The Nissan 300ZX Turbo seems to have it all: speed! handling! braking! overhead cams! A turbocharger! triple odometers! All the modern GT goodies are present and accounted for in one neat, $18,699 package. Except, that is, for the most crucial ingredient of all: sex appeal. The emperor has no clothes, and the ZX Turbo lacks a pretty face.

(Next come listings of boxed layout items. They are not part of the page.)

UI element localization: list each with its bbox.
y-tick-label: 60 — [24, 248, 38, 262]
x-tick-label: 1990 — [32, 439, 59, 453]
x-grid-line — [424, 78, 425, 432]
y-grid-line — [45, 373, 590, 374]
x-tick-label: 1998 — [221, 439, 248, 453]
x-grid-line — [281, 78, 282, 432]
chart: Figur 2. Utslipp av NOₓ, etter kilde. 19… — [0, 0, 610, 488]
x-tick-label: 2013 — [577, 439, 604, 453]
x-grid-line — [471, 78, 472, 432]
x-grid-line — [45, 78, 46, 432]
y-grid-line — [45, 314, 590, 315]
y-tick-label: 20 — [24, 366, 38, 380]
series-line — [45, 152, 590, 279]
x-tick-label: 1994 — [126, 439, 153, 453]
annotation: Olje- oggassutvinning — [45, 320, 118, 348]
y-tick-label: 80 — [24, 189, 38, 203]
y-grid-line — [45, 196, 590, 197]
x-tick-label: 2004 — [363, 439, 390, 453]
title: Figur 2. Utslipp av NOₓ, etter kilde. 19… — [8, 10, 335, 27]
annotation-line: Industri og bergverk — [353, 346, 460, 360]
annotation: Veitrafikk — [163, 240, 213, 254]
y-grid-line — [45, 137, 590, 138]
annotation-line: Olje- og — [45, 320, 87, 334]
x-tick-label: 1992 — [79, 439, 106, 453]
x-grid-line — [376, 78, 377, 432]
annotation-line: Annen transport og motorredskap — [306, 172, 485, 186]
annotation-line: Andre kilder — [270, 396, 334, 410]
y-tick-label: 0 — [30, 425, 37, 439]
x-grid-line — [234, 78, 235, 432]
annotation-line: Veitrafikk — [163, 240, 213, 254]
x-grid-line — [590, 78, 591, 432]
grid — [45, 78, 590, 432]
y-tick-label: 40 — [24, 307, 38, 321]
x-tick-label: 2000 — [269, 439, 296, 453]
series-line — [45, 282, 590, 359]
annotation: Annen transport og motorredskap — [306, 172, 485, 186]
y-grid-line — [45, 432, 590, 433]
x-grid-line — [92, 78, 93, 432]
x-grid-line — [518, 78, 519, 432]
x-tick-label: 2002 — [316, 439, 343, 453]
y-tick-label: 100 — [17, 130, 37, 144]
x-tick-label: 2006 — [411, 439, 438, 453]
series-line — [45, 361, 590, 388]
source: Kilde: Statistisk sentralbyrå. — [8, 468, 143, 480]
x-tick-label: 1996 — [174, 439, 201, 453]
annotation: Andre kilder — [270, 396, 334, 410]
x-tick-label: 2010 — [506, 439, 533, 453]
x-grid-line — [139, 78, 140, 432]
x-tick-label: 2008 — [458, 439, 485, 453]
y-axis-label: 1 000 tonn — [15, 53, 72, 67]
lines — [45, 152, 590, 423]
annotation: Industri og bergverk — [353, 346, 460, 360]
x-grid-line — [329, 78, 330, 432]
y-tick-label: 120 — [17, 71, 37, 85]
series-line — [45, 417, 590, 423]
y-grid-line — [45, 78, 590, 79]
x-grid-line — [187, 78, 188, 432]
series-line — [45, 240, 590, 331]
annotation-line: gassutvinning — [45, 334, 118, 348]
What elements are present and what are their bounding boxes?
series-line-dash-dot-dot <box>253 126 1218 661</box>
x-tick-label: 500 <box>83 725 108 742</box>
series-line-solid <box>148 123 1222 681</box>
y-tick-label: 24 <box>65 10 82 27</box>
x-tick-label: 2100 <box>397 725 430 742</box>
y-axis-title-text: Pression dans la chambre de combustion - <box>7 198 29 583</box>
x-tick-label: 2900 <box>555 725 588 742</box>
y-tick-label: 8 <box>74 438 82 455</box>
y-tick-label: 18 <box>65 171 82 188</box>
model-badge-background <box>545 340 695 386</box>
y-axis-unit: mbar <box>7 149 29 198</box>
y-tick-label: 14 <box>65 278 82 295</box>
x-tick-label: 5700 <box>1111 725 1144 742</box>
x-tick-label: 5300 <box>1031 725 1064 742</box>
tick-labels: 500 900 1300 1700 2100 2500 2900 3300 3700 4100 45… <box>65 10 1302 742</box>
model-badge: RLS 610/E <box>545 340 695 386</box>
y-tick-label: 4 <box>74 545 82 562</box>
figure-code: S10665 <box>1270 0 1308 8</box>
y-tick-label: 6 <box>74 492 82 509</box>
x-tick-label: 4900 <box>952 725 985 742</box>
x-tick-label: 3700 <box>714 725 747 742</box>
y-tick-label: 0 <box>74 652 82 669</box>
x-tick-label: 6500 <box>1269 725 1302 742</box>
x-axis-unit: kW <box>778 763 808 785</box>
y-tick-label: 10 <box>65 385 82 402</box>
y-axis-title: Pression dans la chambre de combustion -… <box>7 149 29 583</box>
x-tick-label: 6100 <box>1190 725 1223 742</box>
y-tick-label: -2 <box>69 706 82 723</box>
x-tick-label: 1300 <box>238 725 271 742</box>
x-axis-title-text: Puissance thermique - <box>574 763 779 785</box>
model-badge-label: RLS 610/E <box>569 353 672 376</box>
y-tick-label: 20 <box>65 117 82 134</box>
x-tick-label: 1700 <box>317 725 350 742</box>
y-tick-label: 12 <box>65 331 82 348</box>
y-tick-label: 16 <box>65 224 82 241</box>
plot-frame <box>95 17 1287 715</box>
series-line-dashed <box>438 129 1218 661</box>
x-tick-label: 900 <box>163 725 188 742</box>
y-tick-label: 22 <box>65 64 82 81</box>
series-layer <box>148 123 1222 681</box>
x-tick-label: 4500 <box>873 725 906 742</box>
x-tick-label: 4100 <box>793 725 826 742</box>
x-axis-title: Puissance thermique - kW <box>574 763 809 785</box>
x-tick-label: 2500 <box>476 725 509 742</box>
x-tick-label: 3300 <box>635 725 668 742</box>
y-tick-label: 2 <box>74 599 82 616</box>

The Z31 chassis designation was first introduced in 1983 as a 1984 Nissan/Datsun 300ZX (the hatch lid had both a Datsun and a Nissan badge) in the U.S. market. The 300ZX, as its predecessors, was known as a Nissan in other parts of the world. This continued in the U.S. until 1985 model year when Nissan standardized their brand name worldwide and dropped the Datsun badge. All publications for the Z31 chassis 300ZX and its predecessors were copyright Nissan North America. Designed by Kazumasu Takagi and his team of developers, the 300ZX improved aerodynamics and increased power when compared to its predecessor, the 280ZX. The newer Z-car had a drag coefficient of 0.30 and was powered by Japan’s first mass-produced V6 engine instead of an inline 6. According to Nissan, the V6 engine was supposed to re-create the spirit of the original Fairlady Z.
The Z31 generation featured five engine options. A turbocharged dual over head cam 2.0 L straight-six (RB20DET, used in the 200ZR), a turbocharged single over head cam 2.0 L V6 (VG20ET, found in 200Z/ZS/ZG), a naturally aspirated single over head cam 3.0 L V6 (VG30E, found in 300ZX), a turbocharged single over head cam 3.0 L V6 (VG30ET, used in 300ZX Turbo) and a naturally aspirated dual over head cam 3.0 L V6 (VG30DE, used in 300ZR). The Z32 had a naturally aspirated dual over head cam 3.0 L V6 (VG30DE) or a twin turbocharged dual over head cam 3.0 L V6 (VG30DETT). The Z31 and Z32 had electronic fuel injection (EFI), and were rear wheel drive. They were available in either left or right hand drive.